I'm reading a work of fiction, published in 1995, by a popular novelist. I'm not really enjoying it, but it has made me think about how different life was pre-9/11.
The main character wanders from the beach in her swimsuit one day—where she was on a vacation with her extended family—and hitchhikes to a small American town where she's never been and knows no one. She purchases a dress on the town square, rents a room at a boarding house, and hears from the boarding house proprietor that the woman who previously lived there left behind a secretarial job down the street. Our main character promptly heads over to the law office and announces she intends to fill the vacancy.

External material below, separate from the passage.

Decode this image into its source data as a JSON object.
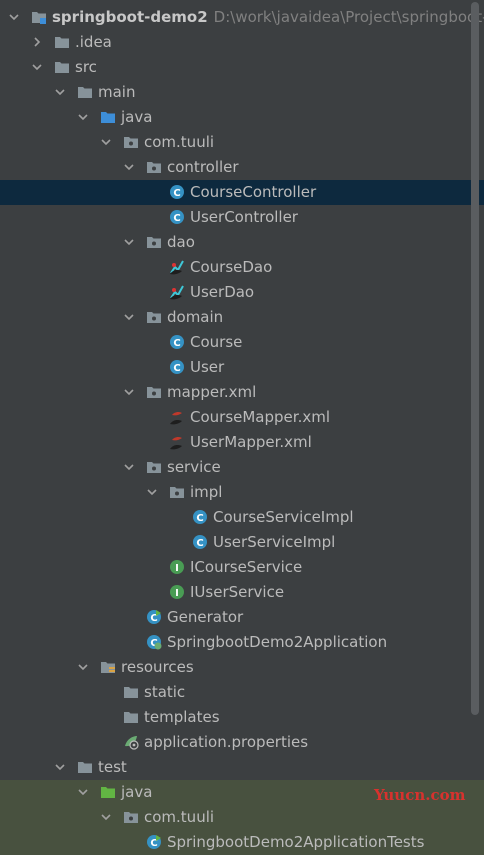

She starts work the next day for minimum wage. (Was it really that easy 15 years ago to walk out of one life and into another? To step into a job without first showing a résumé, providing 3 references, and filling out 5 pages of application questions?) She notices that her new self doesn't smile so much, dresses more severely, seems less warm and easy-going. She passes no judgment on this.
But we can.
There's a lot of chatter out there about the unemployed reinventing themselves—follow our dreams, do what we love, do something else, be someone else. This fictional character reminds me that we have to remain in control of the metamorphosis. To let it happen without our participation and guidance is to watch ourselves become people we may not want to be.
[Pictured is a Revenge of the Fallen Transformer toy. I don't know what the movie of the same name is about. I prefer to think of the "Fallen" as the Jobless, rising to glorious new heights, armed with whatever it takes to beat unemployment this year, colorfully noticeable. We may have been down, but we're not done, baby.]